Movie legend Cary Grant once said, “A shot of brandy can save your life, but a bottle of brandy can kill you.”
And even though Grant was someone who drank coffee liqueur with lime juice (not exactly the norm), he echoed the attitudes of the time about brandy. It’s been hailed throughout history for its supposed health benefits.
But how real are the benefits of brandy? Does its red wine origins make it good for your heart? Is it a way to become 20 times more sophisticated instantly?
We crack open a case of the truth — but only because it’s a special occasion.
Winemakers — and, to be fair, some scientists — have been shouting like college kids at a frat party for years about the possible benefits of red wine, especially about its effects on cardiovascular health.
Brandy, a distilled spirit that sometimes (but not always) derives from red wine, may share such protective benefits. Brandy also contains high levels of vitamin C, an antioxidant with a wide range of health benefits.
(And yes, brandy also includes cognac, Armagnac, Pisco, Calvados, and grappa if those are your tipples of choice.)
Back when bleeding people with leeches was considered cutting edge healthcare, brandy played a role in medicine.
French monks were so impressed by its supposed healing powers that they dubbed it eau-de-vie — the “water of life.” Even into the 20th century, doctors prescribed brandy as an emergency stimulant, fever reducer, and sedative.
These days, no doctor who wants to keep their medical license would prescribe booze to their patients, and the latest medical consensus is that there’s no level of alcohol consumption that provides a net benefit to health.
The American Heart Association (AHA) does not recommend drinking wine or any other form of alcohol to gain potential health benefits. Not even a snifter-full of brandy. They don’t rule out drinking moderate amounts for fun, though.
Does brandy provide skin benefits?
Because brandy contains antioxidants, some claim that it can help improve the appearance of your skin — even recommending that you rub it on your face like a fermented wrinkle cream.
But no actual scientific research supports this notion. So maybe just, y’know, use a skin cream or something.
Brandy vs. whisky: Which is better for health
Brandy distilled from red wine may provide more healthy antioxidants than whisky. But again, not enough to offset the health problems associated with drinking too much alcohol — and the distillation process might kill off some or all of its nutritional benefit.
Is brandy good for people with diabetes?
At best, it’s a wash. The AHA says that flavonoids and other antioxidants in wine may protect the heart and blood vessels from dangerous free radicals — and peeps with diabetes produce a whole bunch of free radicals that cause damage around the body.
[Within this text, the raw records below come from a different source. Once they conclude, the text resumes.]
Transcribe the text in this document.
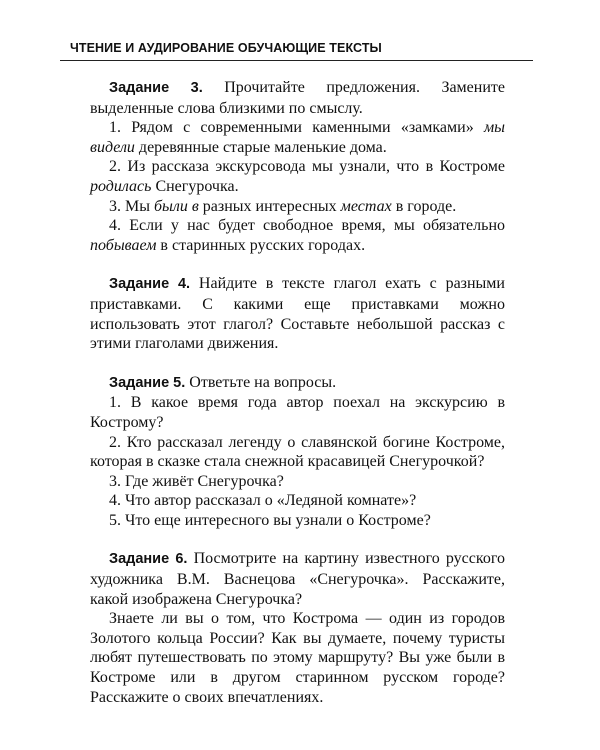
ЧТЕНИЕ И АУДИРОВАНИЕ ОБУЧАЮЩИЕ ТЕКСТЫ

Задание 3. Прочитайте предложения. Замените выделенные слова близкими по смыслу.

1. Рядом с современными каменными «замками» мы видели деревянные старые маленькие дома.

2. Из рассказа экскурсовода мы узнали, что в Костроме родилась Снегурочка.

3. Мы были в разных интересных местах в городе.

4. Если у нас будет свободное время, мы обязательно побываем в старинных русских городах.

Задание 4. Найдите в тексте глагол ехать с разными приставками. С какими еще приставками можно использовать этот глагол? Составьте небольшой рассказ с этими глаголами движения.

Задание 5. Ответьте на вопросы.

1. В какое время года автор поехал на экскурсию в Кострому?

2. Кто рассказал легенду о славянской богине Костроме, которая в сказке стала снежной красавицей Снегурочкой?

3. Где живёт Снегурочка?

4. Что автор рассказал о «Ледяной комнате»?

5. Что еще интересного вы узнали о Костроме?

Задание 6. Посмотрите на картину известного русского художника В.М. Васнецова «Снегурочка». Расскажите, какой изображена Снегурочка?

Знаете ли вы о том, что Кострома — один из городов Золотого кольца России? Как вы думаете, почему туристы любят путешествовать по этому маршруту? Вы уже были в Костроме или в другом старинном русском городе? Расскажите о своих впечатлениях.
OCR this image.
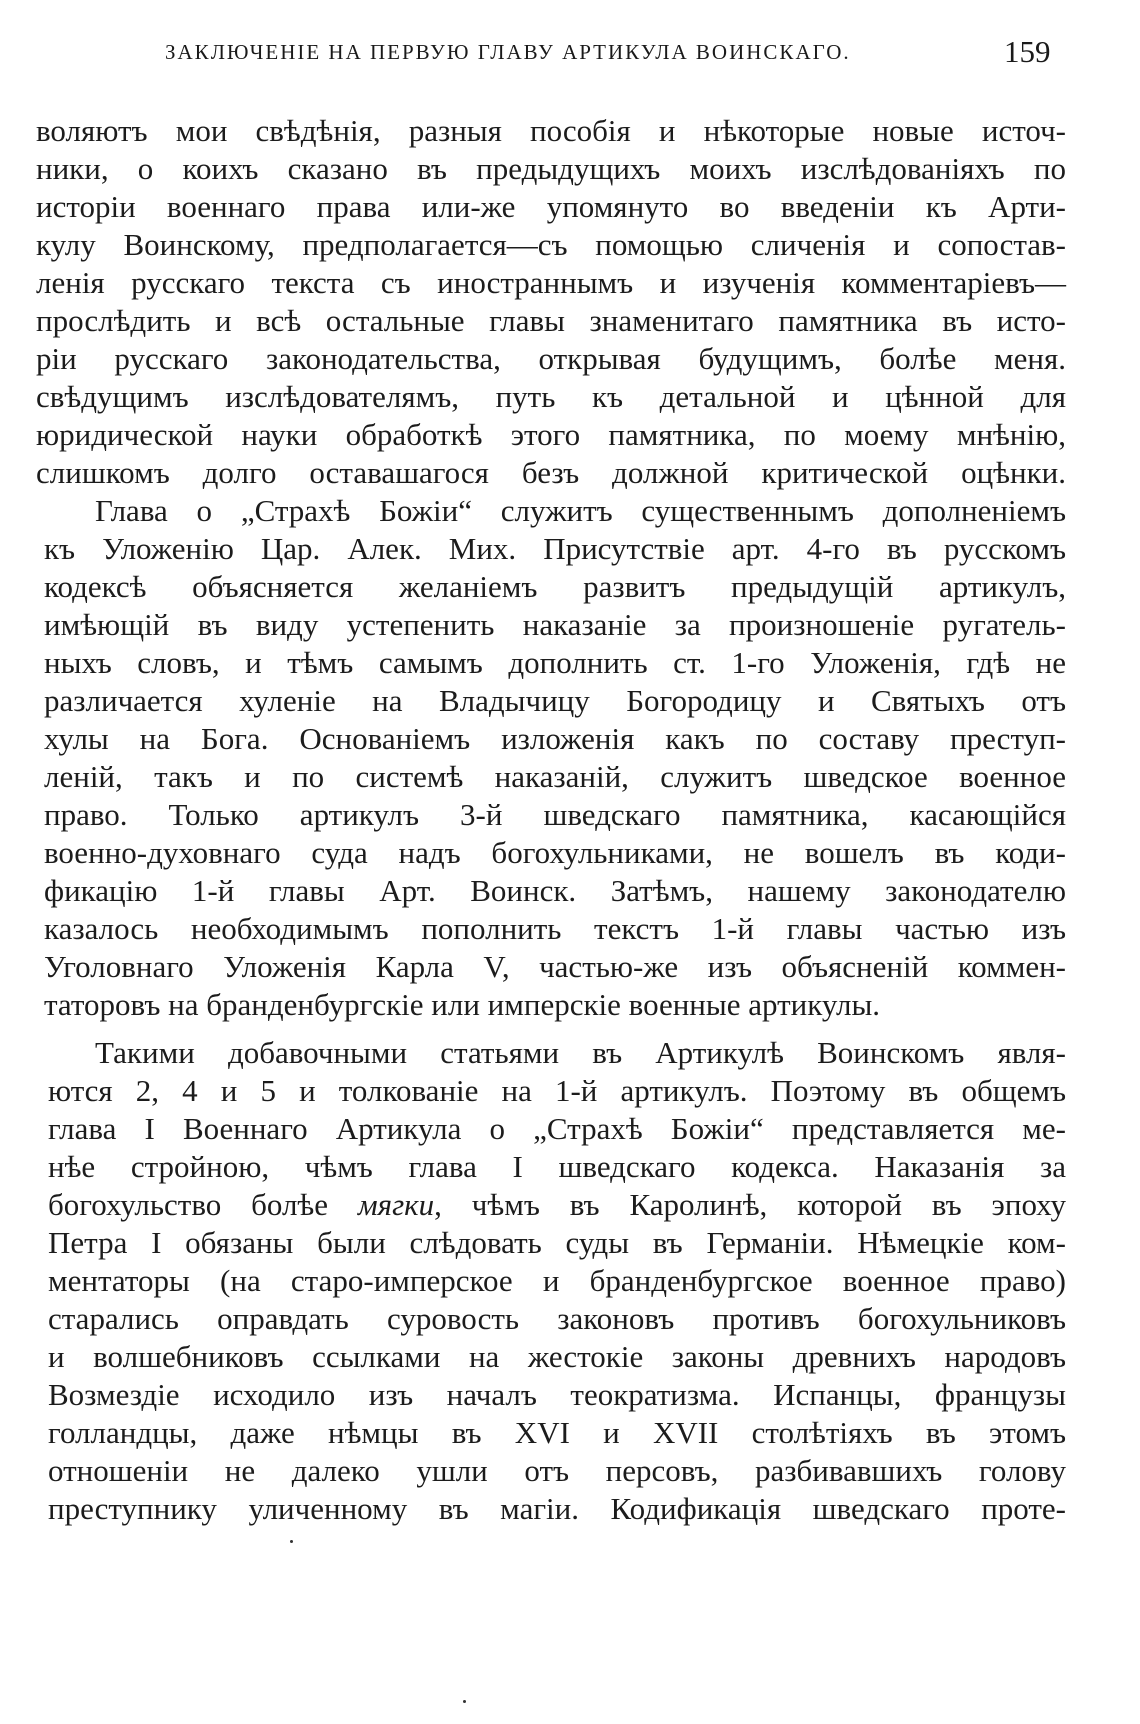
ЗАКЛЮЧЕНІЕ НА ПЕРВУЮ ГЛАВУ АРТИКУЛА ВОИНСКАГО.	159
воляютъ мои свѣдѣнія, разныя пособія и нѣкоторые новые источ-
ники, о коихъ сказано въ предыдущихъ моихъ изслѣдованіяхъ по
исторіи военнаго права или-же упомянуто во введеніи къ Арти-
кулу Воинскому, предполагается—съ помощью сличенія и сопостав-
ленія русскаго текста съ иностраннымъ и изученія комментаріевъ—
прослѣдить и всѣ остальные главы знаменитаго памятника въ исто-
ріи русскаго законодательства, открывая будущимъ, болѣе меня.
свѣдущимъ изслѣдователямъ, путь къ детальной и цѣнной для
юридической науки обработкѣ этого памятника, по моему мнѣнію,
слишкомъ долго оставашагося безъ должной критической оцѣнки.
Глава о „Страхѣ Божіи“ служитъ существеннымъ дополненіемъ
къ Уложенію Цар. Алек. Мих. Присутствіе арт. 4-го въ русскомъ
кодексѣ объясняется желаніемъ развитъ предыдущій артикулъ,
имѣющій въ виду устепенить наказаніе за произношеніе ругатель-
ныхъ словъ, и тѣмъ самымъ дополнить ст. 1-го Уложенія, гдѣ не
различается хуленіе на Владычицу Богородицу и Святыхъ отъ
хулы на Бога. Основаніемъ изложенія какъ по составу преступ-
леній, такъ и по системѣ наказаній, служитъ шведское военное
право. Только артикулъ 3-й шведскаго памятника, касающійся
военно-духовнаго суда надъ богохульниками, не вошелъ въ коди-
фикацію 1-й главы Арт. Воинск. Затѣмъ, нашему законодателю
казалось необходимымъ пополнить текстъ 1-й главы частью изъ
Уголовнаго Уложенія Карла V, частью-же изъ объясненій коммен-
таторовъ на бранденбургскіе или имперскіе военные артикулы.
Такими добавочными статьями въ Артикулѣ Воинскомъ явля-
ются 2, 4 и 5 и толкованіе на 1-й артикулъ. Поэтому въ общемъ
глава I Военнаго Артикула о „Страхѣ Божіи“ представляется ме-
нѣе стройною, чѣмъ глава I шведскаго кодекса. Наказанія за
богохульство болѣе мягки, чѣмъ въ Каролинѣ, которой въ эпоху
Петра I обязаны были слѣдовать суды въ Германіи. Нѣмецкіе ком-
ментаторы (на старо-имперское и бранденбургское военное право)
старались оправдать суровость законовъ противъ богохульниковъ
и волшебниковъ ссылками на жестокіе законы древнихъ народовъ
Возмездіе исходило изъ началъ теократизма. Испанцы, французы
голландцы, даже нѣмцы въ XVI и XVII столѣтіяхъ въ этомъ
отношеніи не далеко ушли отъ персовъ, разбивавшихъ голову
преступнику уличенному въ магіи. Кодификація шведскаго проте-
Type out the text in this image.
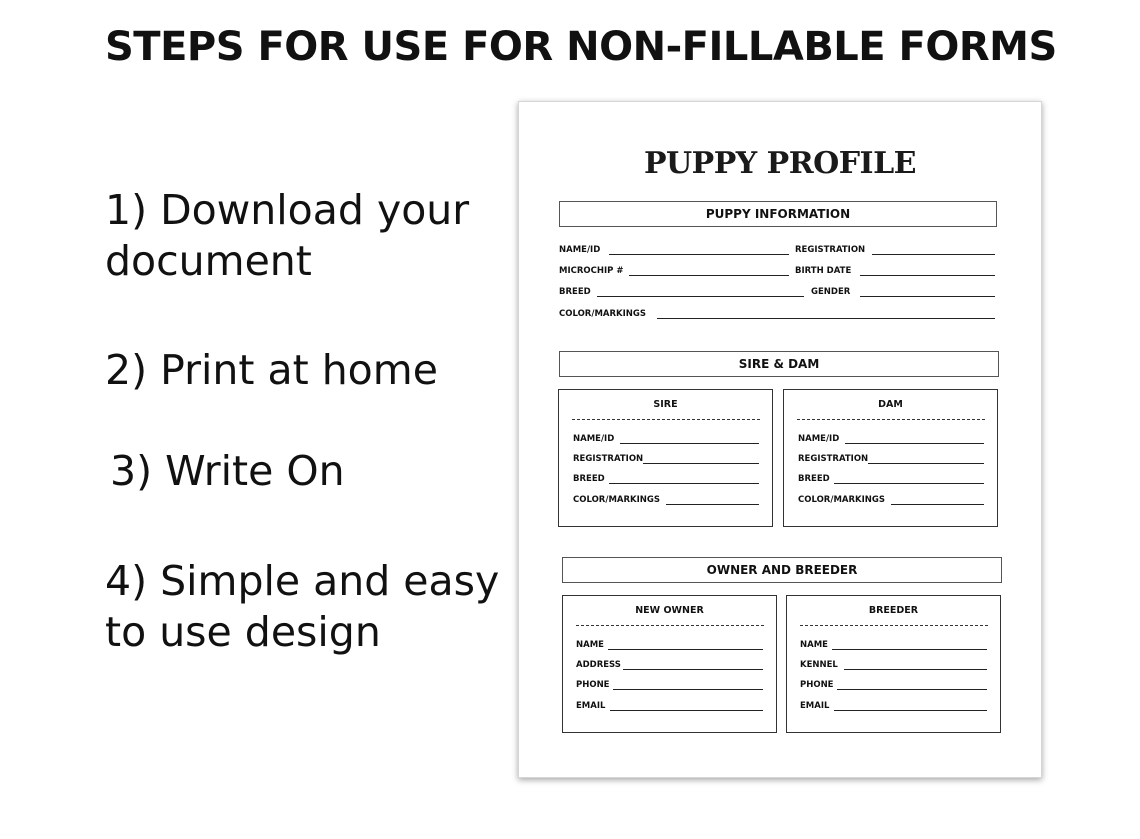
STEPS FOR USE FOR NON-FILLABLE FORMS
1) Download your document
2) Print at home
3) Write On
4) Simple and easy to use design
PUPPY PROFILE
PUPPY INFORMATION
NAME/ID	REGISTRATION
MICROCHIP #	BIRTH DATE
BREED	GENDER
COLOR/MARKINGS
SIRE & DAM
SIRE
NAME/ID
REGISTRATION
BREED
COLOR/MARKINGS
DAM
NAME/ID
REGISTRATION
BREED
COLOR/MARKINGS
OWNER AND BREEDER
NEW OWNER
NAME
ADDRESS
PHONE
EMAIL
BREEDER
NAME
KENNEL
PHONE
EMAIL
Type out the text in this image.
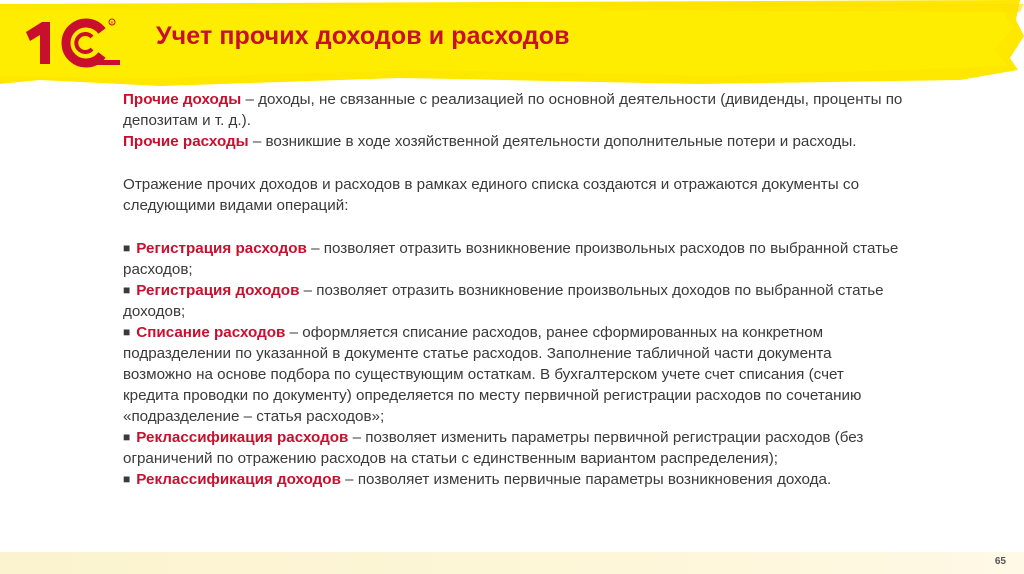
R Учет прочих доходов и расходов

Прочие доходы – доходы, не связанные с реализацией по основной деятельности (дивиденды, проценты по депозитам и т. д.).

Прочие расходы – возникшие в ходе хозяйственной деятельности дополнительные потери и расходы.

Отражение прочих доходов и расходов в рамках единого списка создаются и отражаются документы со следующими видами операций:

■ Регистрация расходов – позволяет отразить возникновение произвольных расходов по выбранной статье расходов;

■ Регистрация доходов – позволяет отразить возникновение произвольных доходов по выбранной статье доходов;

■ Списание расходов – оформляется списание расходов, ранее сформированных на конкретном подразделении по указанной в документе статье расходов. Заполнение табличной части документа возможно на основе подбора по существующим остаткам. В бухгалтерском учете счет списания (счет кредита проводки по документу) определяется по месту первичной регистрации расходов по сочетанию «подразделение – статья расходов»;

■ Реклассификация расходов – позволяет изменить параметры первичной регистрации расходов (без ограничений по отражению расходов на статьи с единственным вариантом распределения);

■ Реклассификация доходов – позволяет изменить первичные параметры возникновения дохода.

65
A 2018 review found that red wine drinkers may have lower glucose levels and a lower risk of diabetes compared to people who don’t drink wine.
But heavy drinking can also play havoc with blood sugar, which is very not cool if you live with diabetes. (Or for anyone, really — who needs mad blood sugar?)
If you’re going to sip a brandy after dinner, make it just one.
Healthy brandy brands
For a drink with “brand” right there in its name, there are no “healthy” brands of brandy. Stop digging for excuses to have a glass of brandy, and just enjoy it in moderation.
But since most of the antioxidants in red wine come from red grape skins, brandy made from red grapes as opposed to white grapes or other kinds of fruit might be marginally better for your health.
Again, it isn’t really clear how many antioxidants are destroyed in the distillation process.
Distilled at 100 proof, brandy provides about 64.7 calories per fluid ounce, which is actually less than other similarly strong distilled spirits.
If you’re on a low carb diet, brandy might be a great alternative bevvie.
Does alcohol provide *any* health benefits?
Some research has linked moderate alcohol consumption to a lower risk of stroke and other cardiovascular problems. One study also claimed that moderate wine drinking could reduce your odds of developing clinical depression.
Combined with a healthy diet, test-tube studies have also found that the resveratrol in red wine may reduce the growth of cancer cells — although there’s little evidence it has the same effect in the human body.
But a large global study published in 2018 found that mortality in general, and death from cancer in particular, rises alongside increasing levels of alcohol consumption. They concluded that “the level of consumption that minimizes health loss is zero.” Ouch.
In other words, your best bet for good health is to not drink alcohol at all.
An occasional snifter of brandy probably isn’t going to kill you. That said, all alcohol consumption carries risks, especially when that one brandy becomes two, three, or more per day.
Among the many risks associated with excessive alcohol use are:
As anyone who has had a few too many at a bar can tell you, drinking can also lead to risky behaviors, injuries, and sex without contraception.
Brandy was used as medicine for centuries. However, modern doctors don’t suggest it as a cure-all anymore — because it doesn’t.
Some brandies may share the benefits of red wine.
But, like alcohol consumption in general, drinking brandy in excess can quickly become a health problem that far outweighs any benefits.